RIDING BACK TO WORK, Sam thinks of Mercedes and Lois and how weird it was that he had not only had but enjoyed conversations with both of them. Two women old enough to be his grandmas (he doesn’t know that Mercedes is only a few years older than his mother; to him anyone with graying hair qualifies as grandmotherly) who not only interested him but made him laugh and vice versa. Go figure!

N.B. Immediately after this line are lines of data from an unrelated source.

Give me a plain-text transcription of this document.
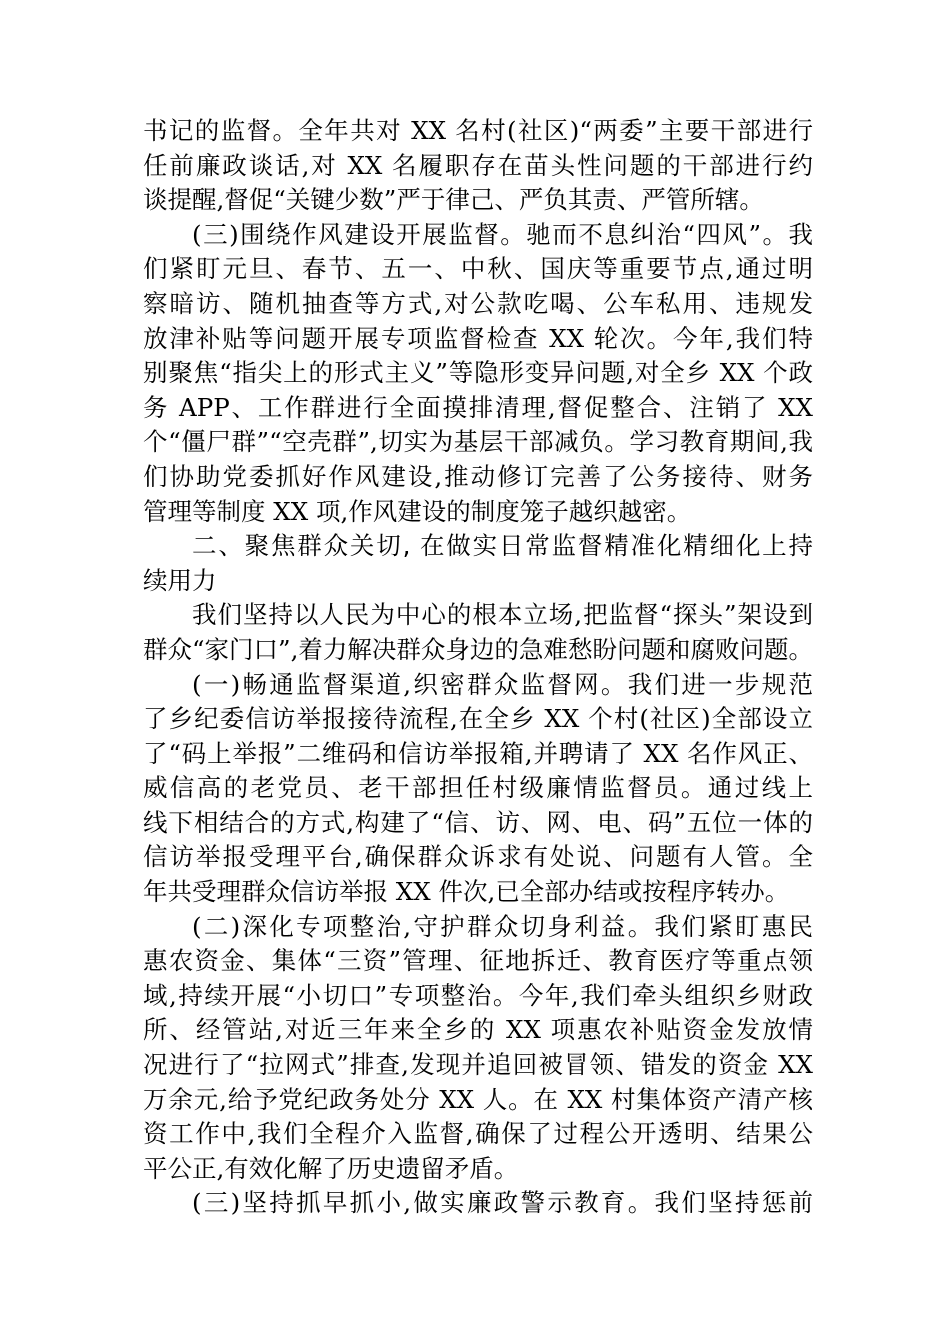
书记的监督。全年共对 XX 名村(社区)“两委”主要干部进行
任前廉政谈话,对 XX 名履职存在苗头性问题的干部进行约
谈提醒,督促“关键少数”严于律己、严负其责、严管所辖。
(三)围绕作风建设开展监督。驰而不息纠治“四风”。我
们紧盯元旦、春节、五一、中秋、国庆等重要节点,通过明
察暗访、随机抽查等方式,对公款吃喝、公车私用、违规发
放津补贴等问题开展专项监督检查 XX 轮次。今年,我们特
别聚焦“指尖上的形式主义”等隐形变异问题,对全乡 XX 个政
务 APP、工作群进行全面摸排清理,督促整合、注销了 XX
个“僵尸群”“空壳群”,切实为基层干部减负。学习教育期间,我
们协助党委抓好作风建设,推动修订完善了公务接待、财务
管理等制度 XX 项,作风建设的制度笼子越织越密。
二、聚焦群众关切, 在做实日常监督精准化精细化上持
续用力
我们坚持以人民为中心的根本立场,把监督“探头”架设到
群众“家门口”,着力解决群众身边的急难愁盼问题和腐败问题。
(一)畅通监督渠道,织密群众监督网。我们进一步规范
了乡纪委信访举报接待流程,在全乡 XX 个村(社区)全部设立
了“码上举报”二维码和信访举报箱,并聘请了 XX 名作风正、
威信高的老党员、老干部担任村级廉情监督员。通过线上
线下相结合的方式,构建了“信、访、网、电、码”五位一体的
信访举报受理平台,确保群众诉求有处说、问题有人管。全
年共受理群众信访举报 XX 件次,已全部办结或按程序转办。
(二)深化专项整治,守护群众切身利益。我们紧盯惠民
惠农资金、集体“三资”管理、征地拆迁、教育医疗等重点领
域,持续开展“小切口”专项整治。今年,我们牵头组织乡财政
所、经管站,对近三年来全乡的 XX 项惠农补贴资金发放情
况进行了“拉网式”排查,发现并追回被冒领、错发的资金 XX
万余元,给予党纪政务处分 XX 人。在 XX 村集体资产清产核
资工作中,我们全程介入监督,确保了过程公开透明、结果公
平公正,有效化解了历史遗留矛盾。
(三)坚持抓早抓小,做实廉政警示教育。我们坚持惩前
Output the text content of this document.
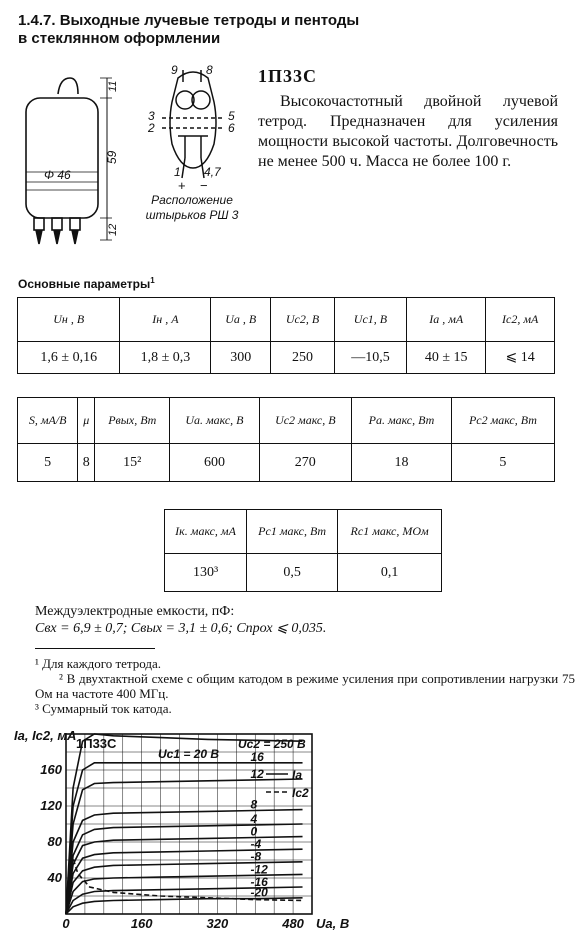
1.4.7. Выходные лучевые тетроды и пентоды
в стеклянном оформлении
Φ 46
11
59
12
9 8
3	5
2	6
1 4,7
+ −
Расположение штырьков РШ 3
1П33С
Высокочастотный двойной лучевой тетрод. Предназначен для усиления мощности высокой частоты. Долговечность не менее 500 ч. Масса не более 100 г.
Основные параметры$^1$
Uн , В	Iн , А	Uа , В	Uс2, В	Uс1, В	Iа , мА	Iс2, мА
1,6 ± 0,16	1,8 ± 0,3	300	250	—10,5	40 ± 15	⩽ 14
S, мА/В	μ	Pвых, Вт	Uа. макс, В	Uс2 макс, В	Pа. макс, Вт	Pс2 макс, Вт
5	8	15²	600	270	18	5
Iк. макс, мА	Pс1 макс, Вт	Rс1 макс, МОм
130³	0,5	0,1
Междуэлектродные емкости, пФ:
Cвх = 6,9 ± 0,7; Cвых = 3,1 ± 0,6; Cпрох ⩽ 0,035.
¹ Для каждого тетрода.
² В двухтактной схеме с общим катодом в режиме усиления при сопротивлении нагрузки 75 Ом на частоте 400 МГц.
³ Суммарный ток катода.
0	160	320	480
40
80
120
160
Ia, Ic2, мА
Ua, В
1П33С
Uc1 = 20 В
Uc2 = 250 В
Ia
Ic2
16
12
8
4
0
-4
-8
-12
-16
-20
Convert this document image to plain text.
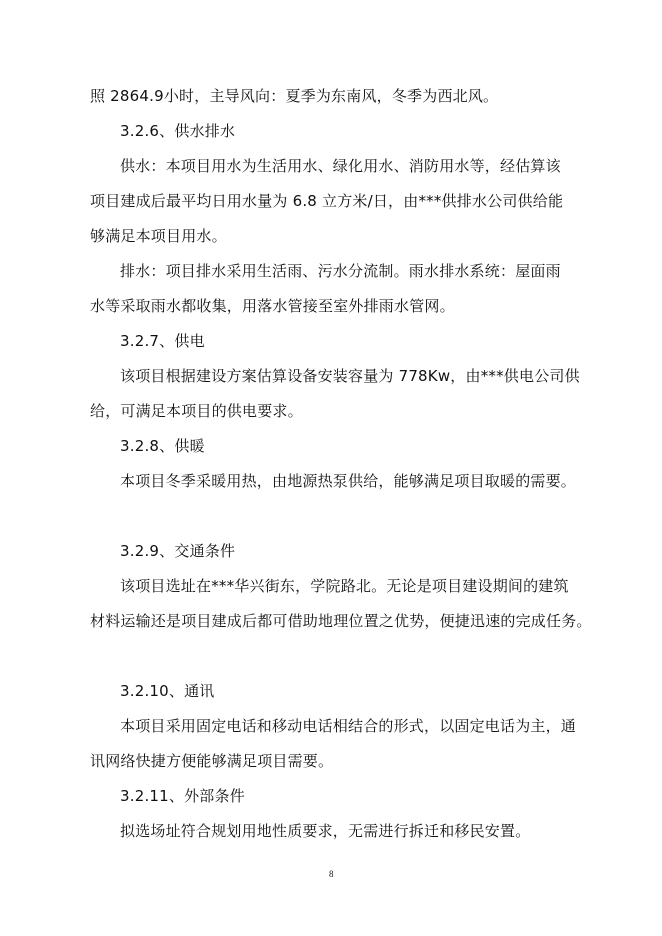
照 2864.9小时，主导风向：夏季为东南风，冬季为西北风。
3.2.6、供水排水
供水：本项目用水为生活用水、绿化用水、消防用水等，经估算该
项目建成后最平均日用水量为 6.8 立方米/日，由***供排水公司供给能
够满足本项目用水。
排水：项目排水采用生活雨、污水分流制。雨水排水系统：屋面雨
水等采取雨水都收集，用落水管接至室外排雨水管网。
3.2.7、供电
该项目根据建设方案估算设备安装容量为 778Kw，由***供电公司供
给，可满足本项目的供电要求。
3.2.8、供暖
本项目冬季采暖用热，由地源热泵供给，能够满足项目取暖的需要。
3.2.9、交通条件
该项目选址在***华兴街东，学院路北。无论是项目建设期间的建筑
材料运输还是项目建成后都可借助地理位置之优势，便捷迅速的完成任务。
3.2.10、通讯
本项目采用固定电话和移动电话相结合的形式，以固定电话为主，通
讯网络快捷方便能够满足项目需要。
3.2.11、外部条件
拟选场址符合规划用地性质要求，无需进行拆迁和移民安置。
8
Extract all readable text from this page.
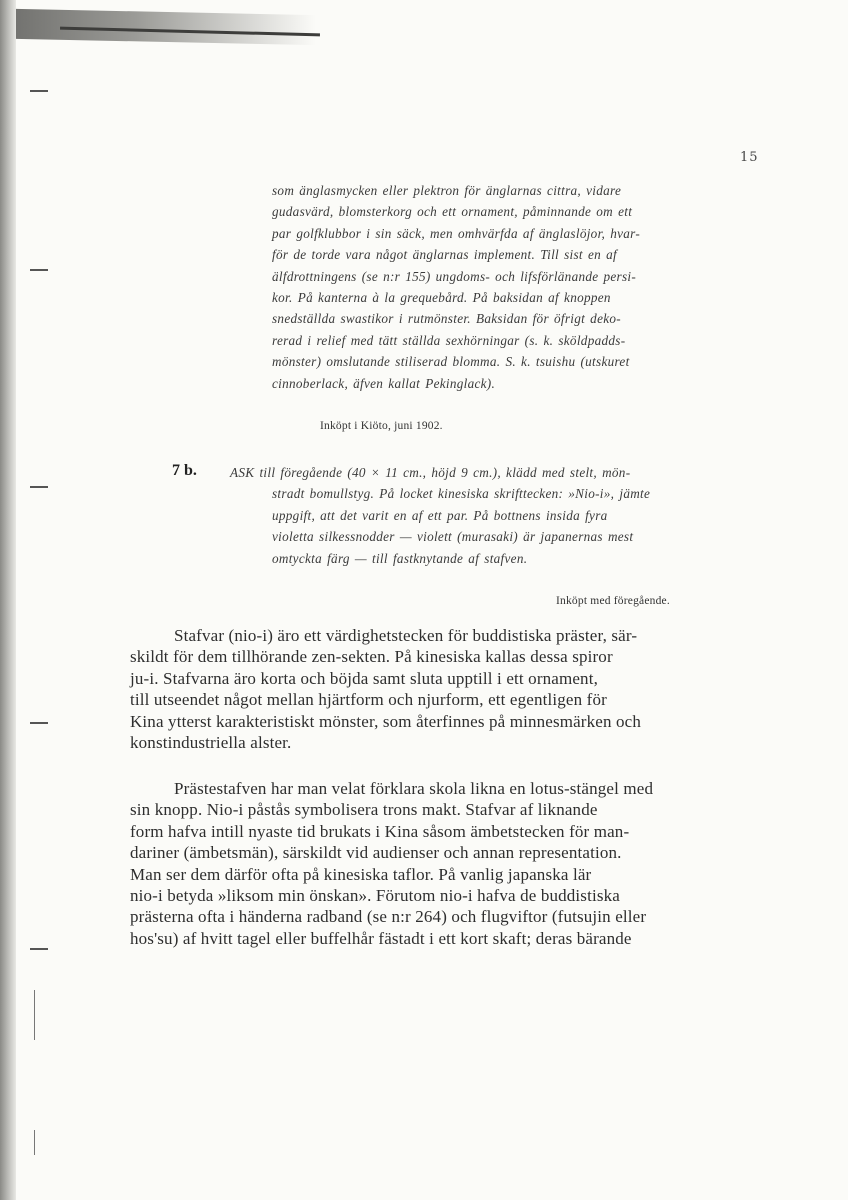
15
som änglasmycken eller plektron för änglarnas cittra, vidare
gudasvärd, blomsterkorg och ett ornament, påminnande om ett
par golfklubbor i sin säck, men omhvärfda af änglaslöjor, hvar-
för de torde vara något änglarnas implement. Till sist en af
älfdrottningens (se n:r 155) ungdoms- och lifsförlänande persi-
kor. På kanterna à la grequebård. På baksidan af knoppen
snedställda swastikor i rutmönster. Baksidan för öfrigt deko-
rerad i relief med tätt ställda sexhörningar (s. k. sköldpadds-
mönster) omslutande stiliserad blomma. S. k. tsuishu (utskuret
cinnoberlack, äfven kallat Pekinglack).
Inköpt i Kiöto, juni 1902.
7 b.	ASK till föregående (40 × 11 cm., höjd 9 cm.), klädd med stelt, mön-
stradt bomullstyg. På locket kinesiska skrifttecken: »Nio-i», jämte
uppgift, att det varit en af ett par. På bottnens insida fyra
violetta silkessnodder — violett (murasaki) är japanernas mest
omtyckta färg — till fastknytande af stafven.
Inköpt med föregående.
Stafvar (nio-i) äro ett värdighetstecken för buddistiska präster, sär-
skildt för dem tillhörande zen-sekten. På kinesiska kallas dessa spiror
ju-i. Stafvarna äro korta och böjda samt sluta upptill i ett ornament,
till utseendet något mellan hjärtform och njurform, ett egentligen för
Kina ytterst karakteristiskt mönster, som återfinnes på minnesmärken och
konstindustriella alster.
Prästestafven har man velat förklara skola likna en lotus-stängel med
sin knopp. Nio-i påstås symbolisera trons makt. Stafvar af liknande
form hafva intill nyaste tid brukats i Kina såsom ämbetstecken för man-
dariner (ämbetsmän), särskildt vid audienser och annan representation.
Man ser dem därför ofta på kinesiska taflor. På vanlig japanska lär
nio-i betyda »liksom min önskan». Förutom nio-i hafva de buddistiska
prästerna ofta i händerna radband (se n:r 264) och flugviftor (futsujin eller
hos'su) af hvitt tagel eller buffelhår fästadt i ett kort skaft; deras bärande
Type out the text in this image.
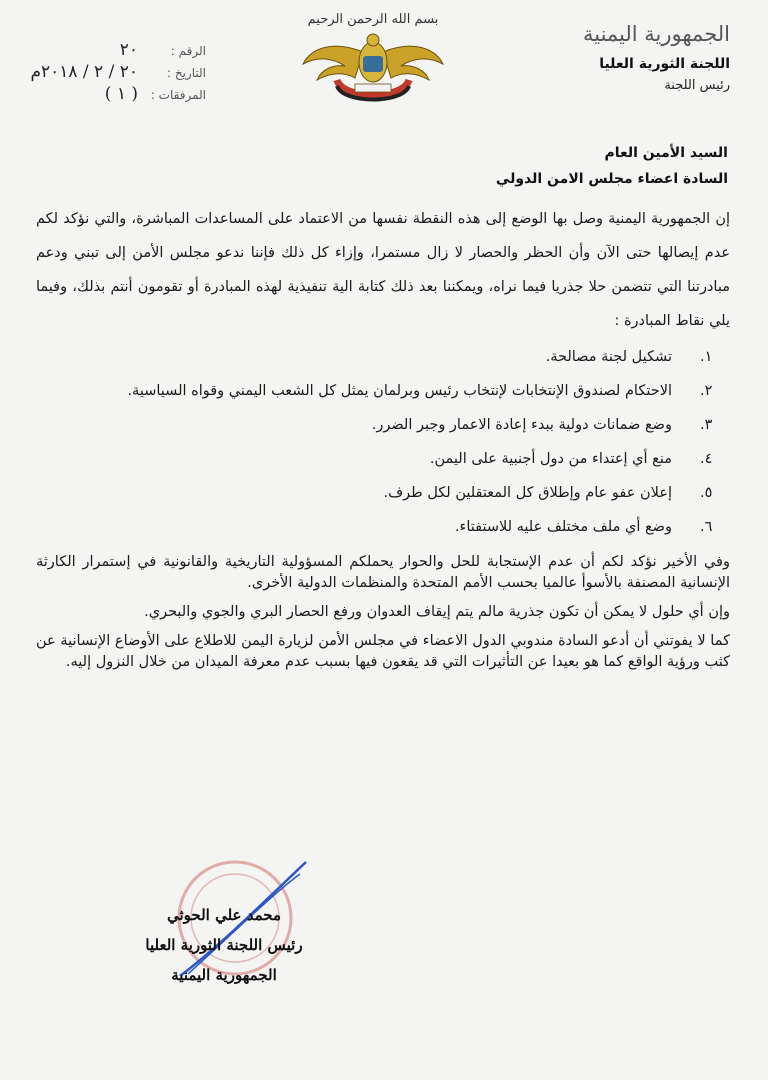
الجمهورية اليمنية
اللجنة الثورية العليا
رئيس اللجنة
بسم الله الرحمن الرحيم
الرقم :
٢٠
التاريخ :
٢٠ / ٢ / ٢٠١٨م
المرفقات :
( ١ )
السيد الأمين العام
السادة اعضاء مجلس الامن الدولي
إن الجمهورية اليمنية وصل بها الوضع إلى هذه النقطة نفسها من الاعتماد على المساعدات المباشرة، والتي نؤكد لكم عدم إيصالها حتى الآن وأن الحظر والحصار لا زال مستمرا، وإزاء كل ذلك فإننا ندعو مجلس الأمن إلى تبني ودعم مبادرتنا التي تتضمن حلا جذريا فيما نراه، ويمكننا بعد ذلك كتابة الية تنفيذية لهذه المبادرة أو تقومون أنتم بذلك، وفيما يلي نقاط المبادرة :
١.
تشكيل لجنة مصالحة.
٢.
الاحتكام لصندوق الإنتخابات لإنتخاب رئيس وبرلمان يمثل كل الشعب اليمني وقواه السياسية.
٣.
وضع ضمانات دولية ببدء إعادة الاعمار وجبر الضرر.
٤.
منع أي إعتداء من دول أجنبية على اليمن.
٥.
إعلان عفو عام وإطلاق كل المعتقلين لكل طرف.
٦.
وضع أي ملف مختلف عليه للاستفتاء.
وفي الأخير نؤكد لكم أن عدم الإستجابة للحل والحوار يحملكم المسؤولية التاريخية والقانونية في إستمرار الكارثة الإنسانية المصنفة بالأسوأ عالميا بحسب الأمم المتحدة والمنظمات الدولية الأخرى.
وإن أي حلول لا يمكن أن تكون جذرية مالم يتم إيقاف العدوان ورفع الحصار البري والجوي والبحري.
كما لا يفوتني أن أدعو السادة مندوبي الدول الاعضاء في مجلس الأمن لزيارة اليمن للاطلاع على الأوضاع الإنسانية عن كثب ورؤية الواقع كما هو بعيدا عن التأثيرات التي قد يقعون فيها بسبب عدم معرفة الميدان من خلال النزول إليه.
محمد علي الحوثي
رئيس اللجنة الثورية العليا
الجمهورية اليمنية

Back in Haze’s office, Sam, who one weekend with Jack watched a whole marathon of the Nightmare movies on cable, googles the date of the first one released, making it easy to find Haze’s column about the new dog in her files.
November 19, 1984
Well, I went and did it. I know the repercussions might be long-lasting, that my freedom has been compromised, and that I will often question my sanity, but I got another dog, or I should say, he got me. It’s the craziest thing, after having seen a matinee movie, my friend Lois and I were walking around Kingleigh Lake, me more for the calorie-burning exercise (I always ask for extra butter on my popcorn), and Lois more to calm herself, as the movie’s villain had really spooked her. I was reminding her that she was the one who chose A Nightmare on Elm Street over The Terminator (note to the new cineplex owners: why do most of your movie selections cater to teenaged boys?) when a dog was suddenly in step next to us. Really, neither of us saw him dash out from behind a tree or a parked car; it was as if he appeared out of thin air.
“Where’d you come from?” I asked the scruffy, collarless canine, but being a canine, he of course didn’t tell me, although his mouth did seem to offer a smile (really!), a greeting of “Howdy!”